Memory is Cyclical in Tuan Andrew Nguyen’s “Radiant Remembrance"

By Jacinda Tran
July 24, 2023

Throughout the third floor galleries of the New Museum, Tuan Andrew Nguyen’s solo exhibition, “Radiant Remembrance” (on view from June 29 to September 17, 2023) delves into war memories obscured by colonial space, time, and epistemology. A multimedia installation of sculptural, archival, photographic, and filmic elements, the exhibit examines the sonic, visual, and affective dimensions of rememory. As developed by writer Toni Morrison in Beloved, “rememory” describes the recollection of repressed or forgotten pasts, entailing processes of not only excavation, but also—as Nguyen demonstrates––enjambment. “Radiant Remembrance” highlights the continuation of lives, histories, and materialities beyond spatial and temporal punctuations to suggest, and imagine, their more capacious contexts and possibilities.

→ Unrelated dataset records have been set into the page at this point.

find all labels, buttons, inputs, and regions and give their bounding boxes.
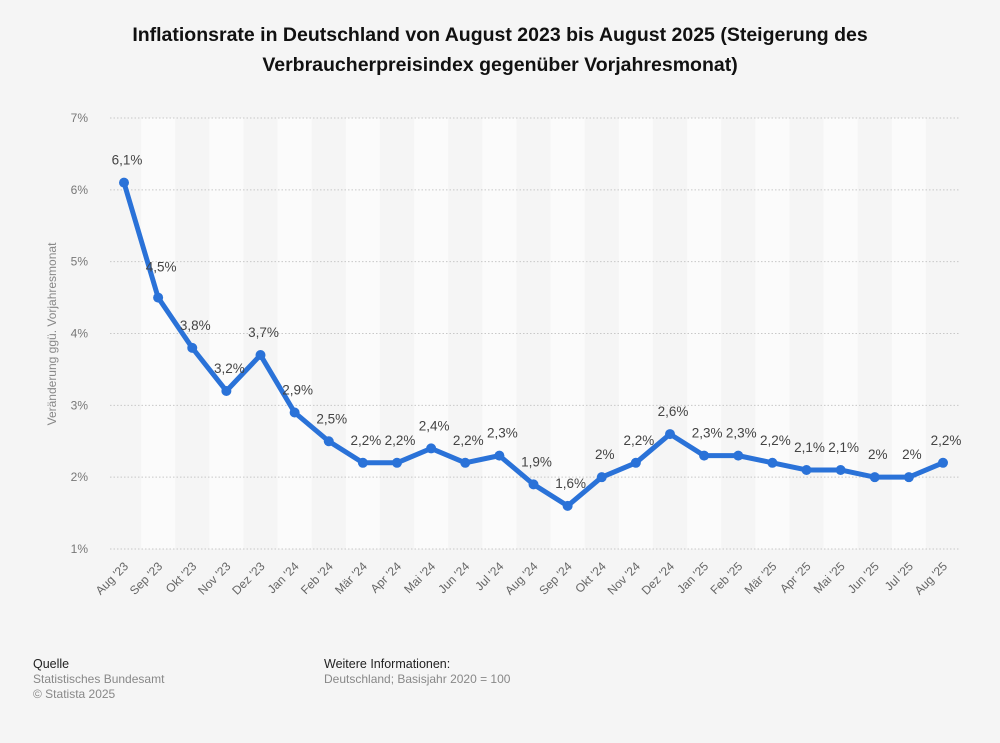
x-tick-label: Mär '24 <box>332 559 370 597</box>
x-tick-label: Dez '23 <box>229 559 268 598</box>
data-point <box>767 457 778 468</box>
data-point <box>289 407 300 418</box>
x-tick-label: Sep '23 <box>127 559 166 598</box>
x-tick-label: Apr '25 <box>777 559 814 596</box>
x-tick-label: Mai '24 <box>401 559 438 596</box>
x-tick-label: Jan '24 <box>265 559 302 596</box>
data-point <box>153 292 164 303</box>
data-point <box>938 457 948 468</box>
data-point <box>255 350 266 361</box>
data-point <box>801 464 812 475</box>
data-label: 2,1% <box>794 440 825 455</box>
data-label: 2,3% <box>487 426 518 441</box>
data-label: 2,2% <box>453 433 484 448</box>
data-points <box>119 177 948 511</box>
data-label: 3,2% <box>214 361 245 376</box>
data-label: 3,7% <box>248 325 279 340</box>
data-label: 2,2% <box>350 433 381 448</box>
data-label: 4,5% <box>146 260 177 275</box>
source-text: Statistisches Bundesamt <box>33 672 165 686</box>
x-tick-label: Aug '24 <box>502 559 541 598</box>
data-point <box>460 457 471 468</box>
data-point <box>596 472 607 483</box>
data-point <box>187 342 198 353</box>
x-tick-label: Okt '24 <box>572 559 609 596</box>
data-label: 3,8% <box>180 318 211 333</box>
data-point <box>494 450 505 461</box>
source-heading: Quelle <box>33 657 70 671</box>
data-label: 2% <box>595 447 615 462</box>
y-tick-label: 7% <box>71 111 89 125</box>
data-label: 2,2% <box>623 433 654 448</box>
data-point <box>221 385 232 396</box>
data-label: 2,9% <box>282 383 313 398</box>
x-tick-label: Aug '23 <box>93 559 132 598</box>
chart-title-line-2: Verbraucherpreisindex gegenüber Vorjahre… <box>262 54 738 76</box>
y-tick-label: 5% <box>71 255 89 269</box>
x-tick-label: Mai '25 <box>811 559 848 596</box>
data-label: 2% <box>902 447 922 462</box>
info-heading: Weitere Informationen: <box>324 657 451 671</box>
line-chart: 1% 2% 3% 4% 5% 6% 7% Veränderung ggü. Vorjahre… <box>45 111 962 598</box>
data-label: 6,1% <box>112 153 143 168</box>
x-tick-label: Feb '25 <box>707 559 745 597</box>
source-block: Quelle Statistisches Bundesamt © Statist… <box>33 657 164 702</box>
x-tick-label: Aug '25 <box>912 559 951 598</box>
data-point <box>392 457 402 468</box>
data-label: 2,3% <box>726 426 757 441</box>
data-point <box>630 457 641 468</box>
data-label: 2,2% <box>931 433 962 448</box>
data-point <box>426 443 437 454</box>
data-point <box>323 436 334 447</box>
x-tick-label: Apr '24 <box>368 559 405 596</box>
data-label: 1,9% <box>521 454 552 469</box>
data-label: 1,6% <box>555 476 586 491</box>
data-point <box>562 500 573 511</box>
data-point <box>665 429 675 440</box>
y-tick-label: 1% <box>71 542 89 556</box>
data-labels: 6,1%4,5%3,8%3,2%3,7%2,9%2,5%2,2% 2,2%2,4%… <box>112 153 962 491</box>
x-tick-label: Jan '25 <box>674 559 711 596</box>
data-label: 2,4% <box>419 418 450 433</box>
data-label: 2% <box>868 447 888 462</box>
x-tick-label: Jun '24 <box>435 559 472 596</box>
y-tick-label: 6% <box>71 183 89 197</box>
x-tick-label: Dez '24 <box>639 559 678 598</box>
data-point <box>119 177 129 188</box>
data-point <box>733 450 744 461</box>
data-label: 2,2% <box>385 433 416 448</box>
y-tick-label: 3% <box>71 398 89 412</box>
x-tick-label: Jun '25 <box>845 559 882 596</box>
x-tick-label: Nov '24 <box>605 559 644 598</box>
data-label: 2,5% <box>316 411 347 426</box>
data-point <box>869 472 880 483</box>
info-text: Deutschland; Basisjahr 2020 = 100 <box>324 672 511 686</box>
x-tick-label: Mär '25 <box>742 559 780 597</box>
data-point <box>699 450 710 461</box>
data-point <box>528 479 539 490</box>
y-tick-label: 2% <box>71 470 89 484</box>
data-point <box>835 464 846 475</box>
x-tick-label: Feb '24 <box>298 559 336 597</box>
copyright-text: © Statista 2025 <box>33 687 116 701</box>
gridlines <box>110 117 960 550</box>
data-label: 2,6% <box>658 404 689 419</box>
x-tick-label: Nov '23 <box>195 559 234 598</box>
data-label: 2,2% <box>760 433 791 448</box>
data-label: 2,1% <box>828 440 859 455</box>
x-tick-label: Sep '24 <box>536 559 575 598</box>
data-point <box>357 457 368 468</box>
y-axis-label: Veränderung ggü. Vorjahresmonat <box>45 242 59 425</box>
x-tick-label: Okt '23 <box>163 559 200 596</box>
y-axis-ticks: 1% 2% 3% 4% 5% 6% 7% <box>71 111 89 556</box>
chart-title: Inflationsrate in Deutschland von August… <box>0 20 1000 80</box>
chart-title-line-1: Inflationsrate in Deutschland von August… <box>132 24 868 46</box>
y-tick-label: 4% <box>71 327 89 341</box>
data-point <box>903 472 914 483</box>
data-label: 2,3% <box>692 426 723 441</box>
info-block: Weitere Informationen: Deutschland; Basi… <box>324 657 510 687</box>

In the staircase leading down to the third floor of the museum hang three of Nguyen’s brass mobiles: Firebird, Rolling Thunder, and Starlite (all 2023). Named after an attack helicopter (Firebird) and aerial bombing operations (Rolling Thunder and Starlite) during the so-called Vietnam War, the mobiles are made of 57mm artillery shells, each tuned to a different frequency. At the foot of the staircase, a large M117 bomb dropped from a U.S. B-52 plane has been fastened to wooden beams reminiscent of Vietnamese pagodas, composing Unexploded Resonance (2022). As a bell tuned to 432hz—a frequency believed to potentially heal trauma—Unexploded Resonance, like the other mobiles, has been endowed with new life by Nguyen, who has repurposed war projectiles and munitions into works of art and instruments of repair. In suspension, they remain untouchable and unsoundable in the museum, vibrant objects brimming with dormant potentiality.

Tuan Andrew Nguyen mines connection across colonial separation and destruction, excavating hope from violence and tragedy.
These works feature in Nguyen’s 58-minute film, The Unburied Sounds of a Troubled Horizon (2022), playing in the adjoining room. Set in the present-day former demilitarized zone of Quảng Trị, the film features a young woman, Nguyệt, who is both a scrap collector and artist grappling with the inheritances of her bombed surroundings (as the museum label informs us, “80 percent of Quảng Trị is still contaminated by undetonated mines and explosives”). According to the film, objects are not dead; they can be reincarnated or brought back to life. The ways in which remnants from the film have made their way into the exhibit– such as the Calder-esque mobiles and the bomb-turned-bell—attest to an intertextuality between Nguyen’s media that challenge the prescribed boundedness of art objects and histories. In the film, Nguyệt transforms artillery shells into a brass arm for her cousin Lai, who had been maimed by unexploded ordnance. The prosthetic reappears in Nguyen’s sculpture, Shattered Arms (2022), as an appendage for a wooden statue of the deity Quan Yin that was found amputated.

This recycling ethos is embodied by the figure of the scrap collector, who makes a reappearance in Nguyen’s two-channel installation, Because No One Living Will Listen / Người Sống Chẳng Ai Nghe (2023). The piece features a North Vietnamese woman reading an imaginary letter to her late Moroccan father while wandering through ruination and debris: including the Moroccan Gate in Hà Nội memorializing the tirailleurs conscripted from French colonies to fight the First Indochina War in Vietnam. Similarly, Nguyen’s video, The Specter of Ancestors Becoming (2019), weaves family photographs with official documentation into speculative storytelling of Senegalese tirailleurs. On four screens arranged as a circumference, the videos skip across generations, histories, and places to choreograph fabulations about imperial intimacy, displacement, and confrontation.

The prominence of circularity throughout “Radiant Remembrance” reveals the cyclical nature of time, the fluidity of memories, and the porosity of boundaries. Tuan Andrew Nguyen mines connection across colonial separation and destruction, excavating hope from violence and tragedy. Yet the prosthetics presented in Nguyen’s work not only appear as weapon, artform, and mnemonic; but as testimonies of wars that never ended.

Jacinda Tran is a writer, researcher, and teacher based in Brooklyn, NY (Lenapehoking). She is working towards her first book project, “Search and Destroy: Southeast Asia/ns through the Lens of U.S. Visual Warfare,” as an institutional fellow in Global American Studies at Harvard University’s Charles Warren Center.